But who would accuse the favored bands of the last quarter-century of being truly innovative, of carving out new, uncharted territory? Most of them seem as artificial and intentionally mainstream as The Monkees. Does Maroon 5 even play their own instruments? And as much as I adore the Black Keys, a band that in its early years perfectly represented the frustrated, post-industrial tenor of Rust Belt Ohio, they are at their best when retreading, or modifying and improving, paths made by earlier blues rock musicians many years before. And they are self-aware and self-deprecating enough to make light of their wealth and mainstream fame.
But Creed, like many of the other post-grunge poser bands of the late 1990s—Nickelback, Puddle of Mudd, Staind—were simply jejune copycats of perhaps the last legitimately novel rock movement, the authentically counter-cultural grunge bands of the late 1980s and early 1990s, most of whom hailed from the Pacific Northwest.
If I were feeling like an ornery li’l cuss, I might argue that “the last legitimately novel rock movement” was actually the rap-metal hybrid generally known as nü-metal. In the late-80s and early-90s, there were a few cross-genre collaborations, like Run-DMC and Aerosmith, Anthrax and Public Enemy, and the Judgment Night soundtrack. Rage Against the Machine was probably the first band to make it big by combining elements of rap and rock, and given that they were basically Noam Chomsky’s politics set to music, they were widely acclaimed by music journalists. The same could not be said, to put it mildly, for those who followed in their wake around the turn of the century. Bands like Korn, Limp Bizkit, Linkin Park and Hed PE were seen as the worst of both worlds. I have my theories about why this was so, but regardless, allowing that the whole debate over “originality” in such a mongrel beast as popular music is a fool’s errand to begin with, I think it’s still fair to say that the nü-metal bands were, if not original, certainly no less derivative than the punk/metal/alternative hybrid that we call grunge music. The fact that one style is glorified while the other is vilified tells you more about the agenda of the music journalists themselves, who often seem to suffer from sociology-envy, much to the detriment of their craft.
Which brings me to my real point, which is that Chalk is doing the same thing. He feels nostalgic for grunge music, and he wants to arrange a shotgun wedding between it and his national conservative/populist politics somehow. Grunge is vital because he sees it as a musical expression of the abandoned white working-class. If only they hadn’t been so hostile to organized religion, he sighs. Well, yes, that, combined with their predictable left-wing politics, is what makes this an exercise in fantastical narrative-crafting. Grunge was inextricably part of that first wave of political correctness in the early-90s and music journalism was right there with it. Kurt Cobain and Eddie Vedder were just as insufferably snobbish and full of themselves as their descendants are today.
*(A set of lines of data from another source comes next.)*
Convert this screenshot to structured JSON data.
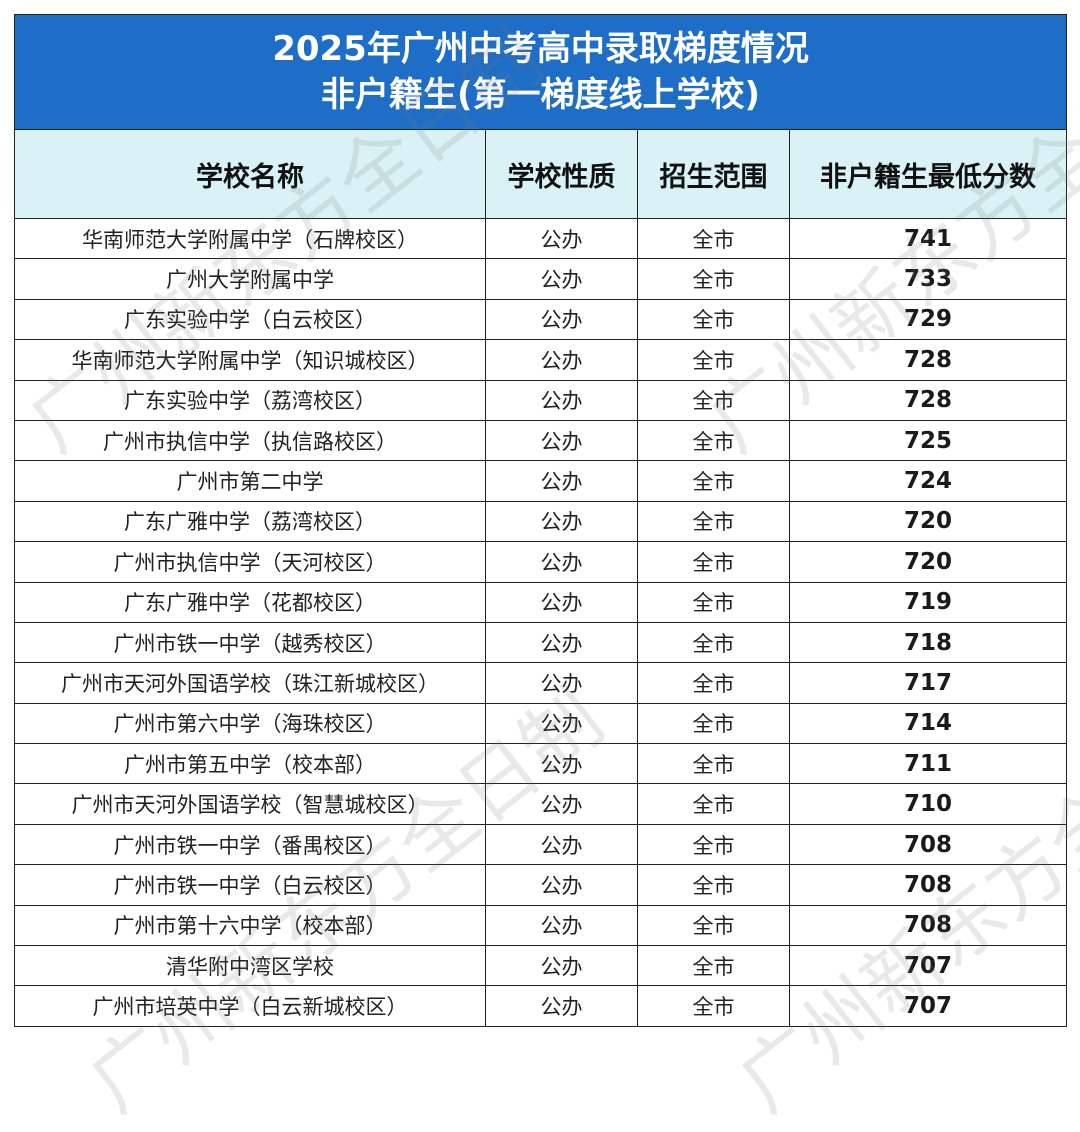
{
  "title": {
    "line1": "2025年广州中考高中录取梯度情况",
    "line2": "非户籍生(第一梯度线上学校)"
  },
  "headers": {
    "school": "学校名称",
    "nature": "学校性质",
    "range": "招生范围",
    "score": "非户籍生最低分数"
  },
  "rows": [
    {
      "school": "华南师范大学附属中学（石牌校区）",
      "nature": "公办",
      "range": "全市",
      "score": "741"
    },
    {
      "school": "广州大学附属中学",
      "nature": "公办",
      "range": "全市",
      "score": "733"
    },
    {
      "school": "广东实验中学（白云校区）",
      "nature": "公办",
      "range": "全市",
      "score": "729"
    },
    {
      "school": "华南师范大学附属中学（知识城校区）",
      "nature": "公办",
      "range": "全市",
      "score": "728"
    },
    {
      "school": "广东实验中学（荔湾校区）",
      "nature": "公办",
      "range": "全市",
      "score": "728"
    },
    {
      "school": "广州市执信中学（执信路校区）",
      "nature": "公办",
      "range": "全市",
      "score": "725"
    },
    {
      "school": "广州市第二中学",
      "nature": "公办",
      "range": "全市",
      "score": "724"
    },
    {
      "school": "广东广雅中学（荔湾校区）",
      "nature": "公办",
      "range": "全市",
      "score": "720"
    },
    {
      "school": "广州市执信中学（天河校区）",
      "nature": "公办",
      "range": "全市",
      "score": "720"
    },
    {
      "school": "广东广雅中学（花都校区）",
      "nature": "公办",
      "range": "全市",
      "score": "719"
    },
    {
      "school": "广州市铁一中学（越秀校区）",
      "nature": "公办",
      "range": "全市",
      "score": "718"
    },
    {
      "school": "广州市天河外国语学校（珠江新城校区）",
      "nature": "公办",
      "range": "全市",
      "score": "717"
    },
    {
      "school": "广州市第六中学（海珠校区）",
      "nature": "公办",
      "range": "全市",
      "score": "714"
    },
    {
      "school": "广州市第五中学（校本部）",
      "nature": "公办",
      "range": "全市",
      "score": "711"
    },
    {
      "school": "广州市天河外国语学校（智慧城校区）",
      "nature": "公办",
      "range": "全市",
      "score": "710"
    },
    {
      "school": "广州市铁一中学（番禺校区）",
      "nature": "公办",
      "range": "全市",
      "score": "708"
    },
    {
      "school": "广州市铁一中学（白云校区）",
      "nature": "公办",
      "range": "全市",
      "score": "708"
    },
    {
      "school": "广州市第十六中学（校本部）",
      "nature": "公办",
      "range": "全市",
      "score": "708"
    },
    {
      "school": "清华附中湾区学校",
      "nature": "公办",
      "range": "全市",
      "score": "707"
    },
    {
      "school": "广州市培英中学（白云新城校区）",
      "nature": "公办",
      "range": "全市",
      "score": "707"
    }
  ],
  "watermark": "广州新东方全日制",
  "colors": {
    "title_bg": "#1E6EC8",
    "header_bg": "#D9F2F5"
  }
}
Not that there’s anything wrong with that! Only aspiring commissars want or expect their favorite artists to reflect their own opinions back to them. Most of us have long since made our peace with the fact that the majority of the people whom we pay to entertain us are abject morons. (I made the mistake years ago of reading Everybody Loves Our Town: An Oral History of Grunge, and my respect for the artists still hasn’t entirely recovered.) We wince when they share their vapid opinions on world events, and then get back to the important business of enjoying their acting, athleticism, or songwriting. It’s only when journalists in search of a narrative show up that we get these exercises in Procrustean plastic surgery. It’s fine, even laudatory, that Chalk loves grunge despite its inherent antipathy to his political ideology. The heart wants what it wants, and all that. That’s where it should end, though. Don’t try to reconcile the two and diminish them both in the process.